Polling in the UK at the time the
war was complicated and inconclusive
The final polls to be published before the war in Iraq started, conducted last weekend, all found a shift in public opinion in favour of British involvement in the war but still found a majority disapproving, both of military action and of Tony Blair's handling of the Iraq crisis
Yet the war still goes on and
Cameron has declared
Cameron insisted the best solution to the crisis was to bring peace and stability to the Middle East. During a visit to Northamptonshire, he said: “We have taken a number of genuine asylum seekers from Syrian refugee camps and we keep that under review, but we think the most important thing is to try to bring peace and stability to that part of the world.
“I don’t think there is an answer that can be achieved simply by taking more and more refugees.”
Seeing that Britain and in addition his support helped destabilized the region in the first place, that is a hollow statement at best.
The participation of the UK and the US in trying to impose stability is one of the root causes, and nobody can say they were not warned before waltzing into Iraq on a sea of imaginary flowers and friendly greetings. That sectarian divides were heightened was not their fault. That supposed support for the Arab Spring was thin a best and incendiary at worst. The role of our [Europe and the US] imperial past and support for dictators irrelevant.

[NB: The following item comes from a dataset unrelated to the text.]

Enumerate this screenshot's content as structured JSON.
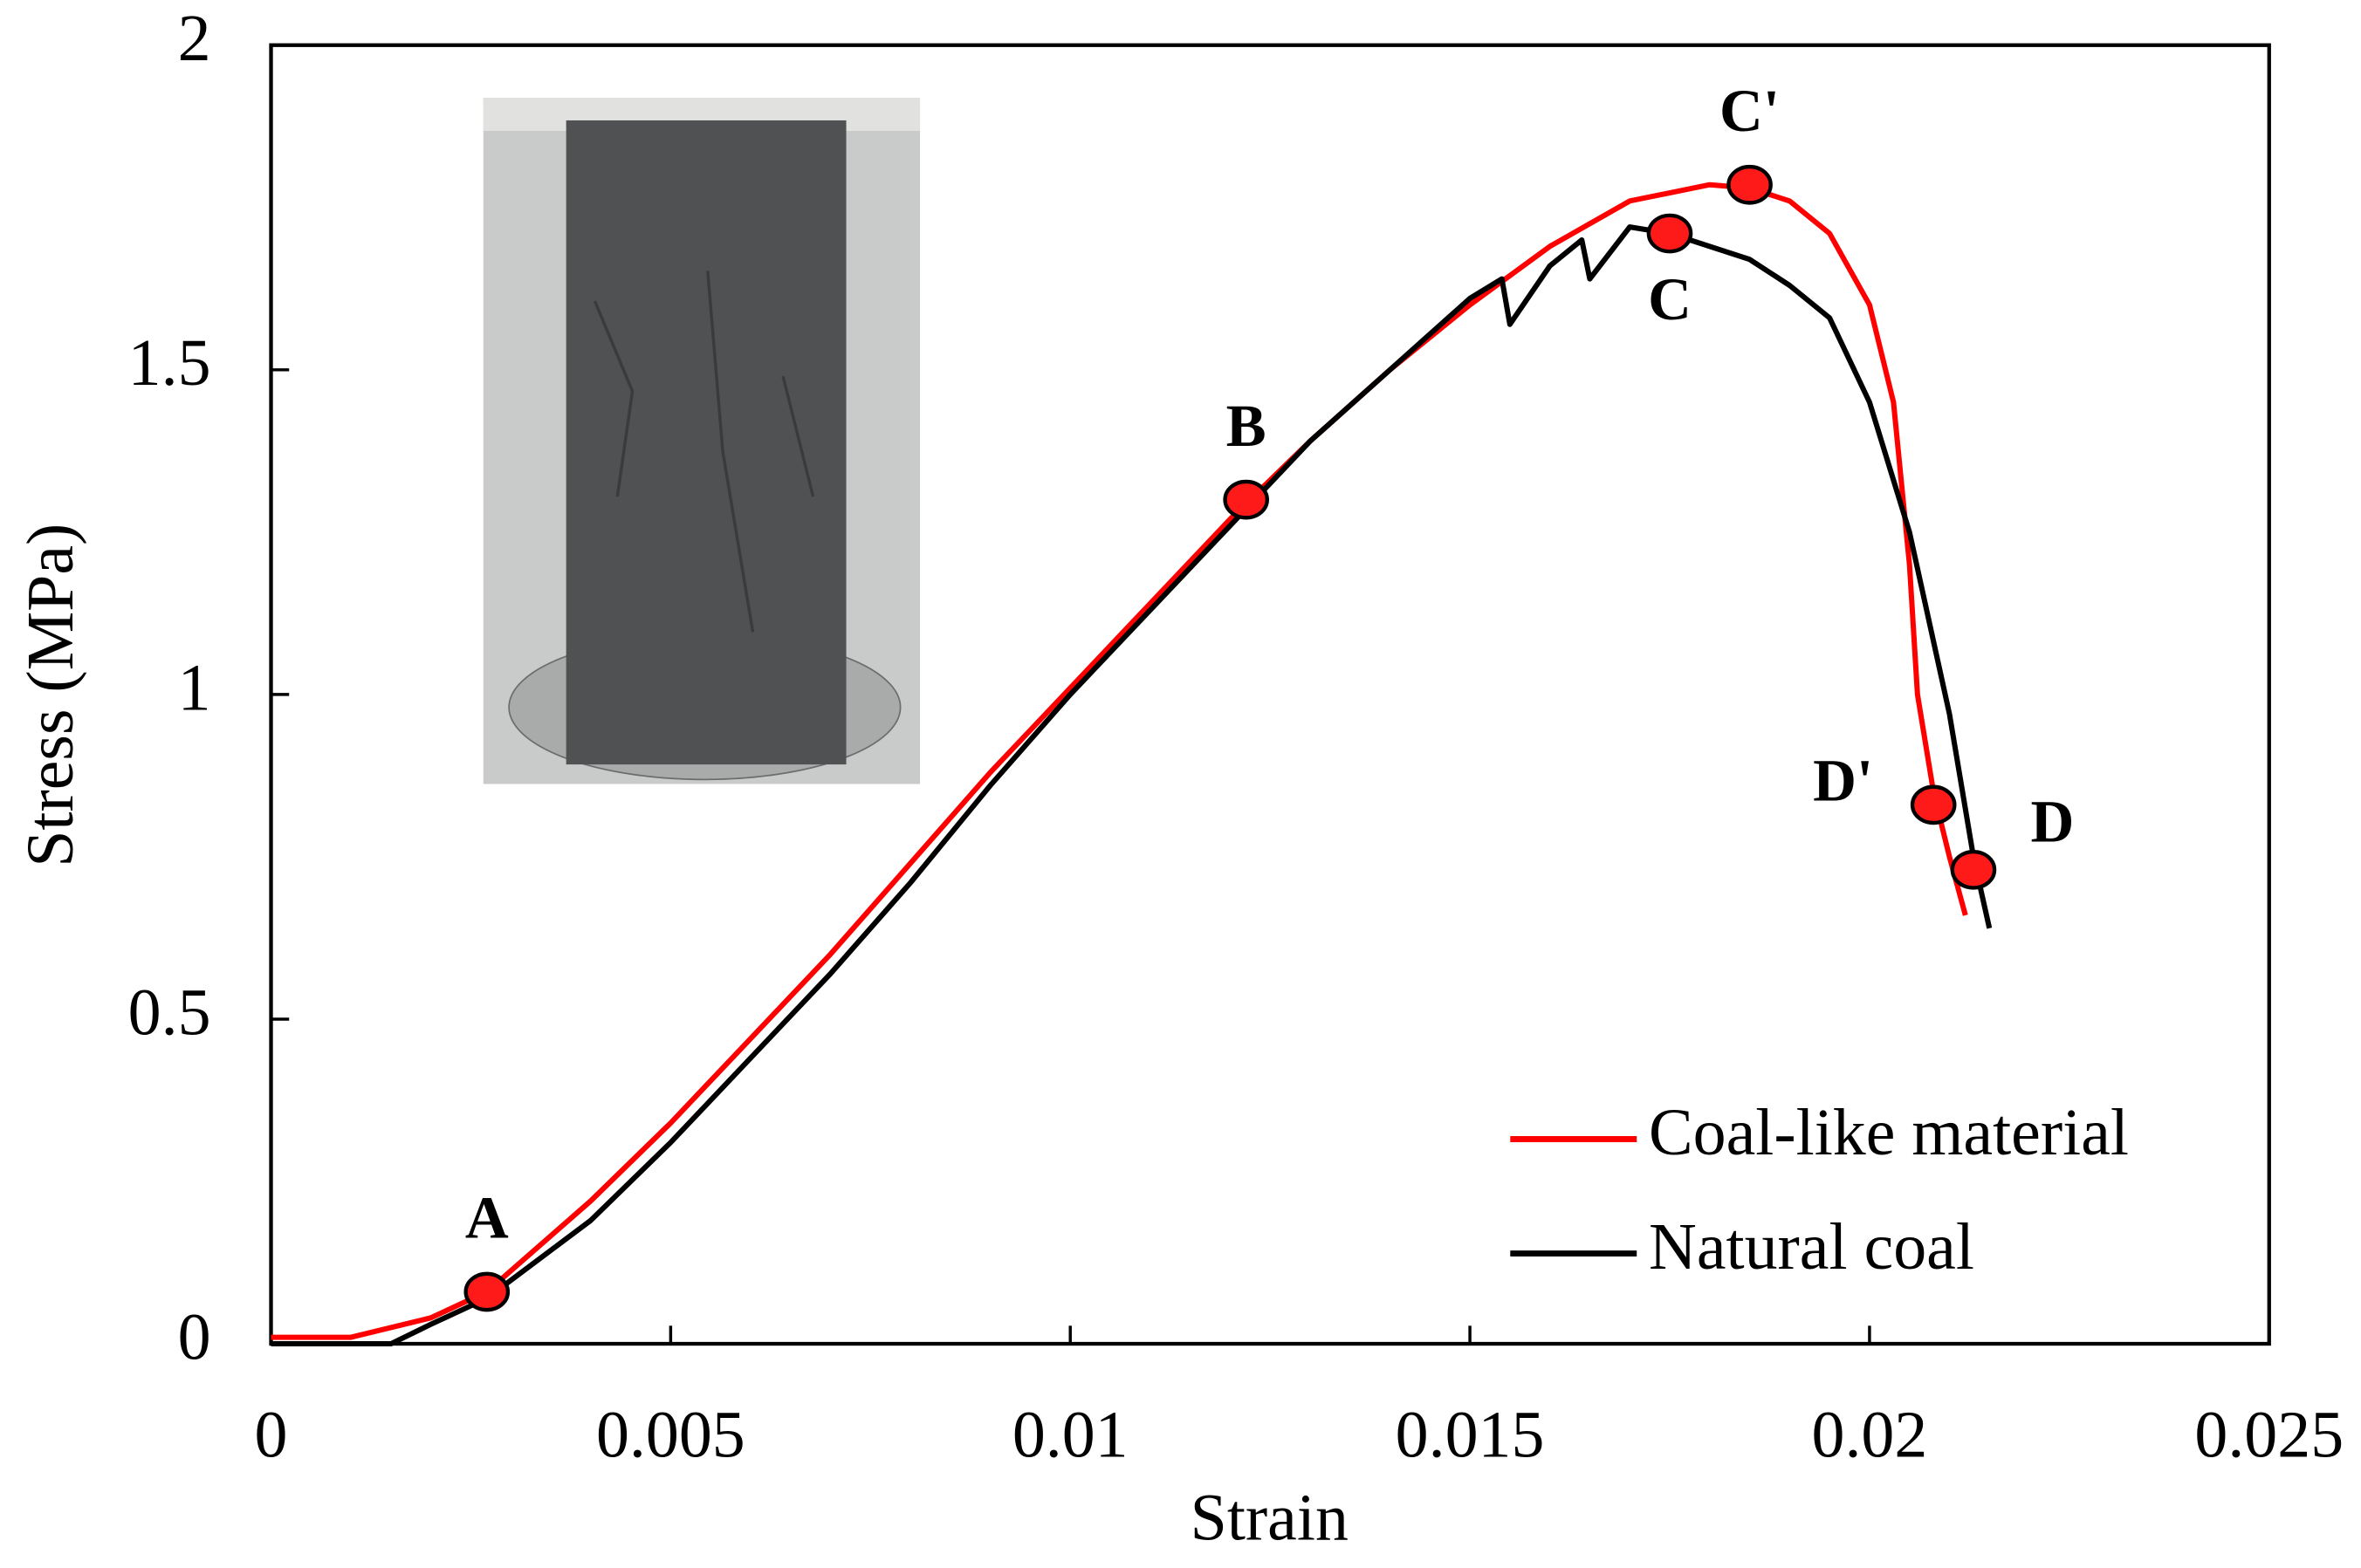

Now when asked to really help Cameron's real reply is
"It is not our problem."
“We are taking action right across the board, helping countries from which these people are coming, stabilising them and trying to make sure there are worthwhile jobs and stronger economies there.
Bullshit. Complete and utter bullshit. Merely trying to appease the unappeasable right wing of his own party and prevent defections to UKIP.
A past article in Haaretz [2011] tells the real story.
Indeed, that stability should be undermined. The stability in the region, something which Westerners and Israeli have come to yearn, merely means perpetuating the status quo. That situation might be good for Israel and the West, but it is very bad for the millions of people who have had to pay the price. Maintaining Mideast stability means perpetuating the intolerable situation by which some 2.5 million Palestinians exist without any rights under the heel of Israeli rule; and another few million Palestinian refugees from the war of 1948 are living in camps in Arab countries, where they also lack any rights, hope, livelihood and dignity.
This so-called stability encompasses millions of Arabs living under criminal regimes and evil tyrannies. In stable Saudi Arabia, the women are regarded as the lowest of the low; in stable Syria, any sign of opposition is repressed; in stable Jordan and Morocco, the apple of the eye of the West and Israel, people are frightened to utter a word of criticism against their kings, even in casual coffee-shop conversations.
When our politicians talk about stability, that is exactly what they mean, not economic and political freedom, just more of the same.
The risk of a further war, one with Iran, is all too real.
As a ISIS rampages across the region, "we" deny succor to the people "we" left in their path. It is as if "we" bear no responsibility. Somehow our failed policies of the past, rather than continuing not to work, will magically start to do so. "We" have not been able to resolve the I/P issue, what in the hell makes our governments think they can resolve this issue without changing a damn thing?
If war with Iran happens, the refugee crisis will worsen.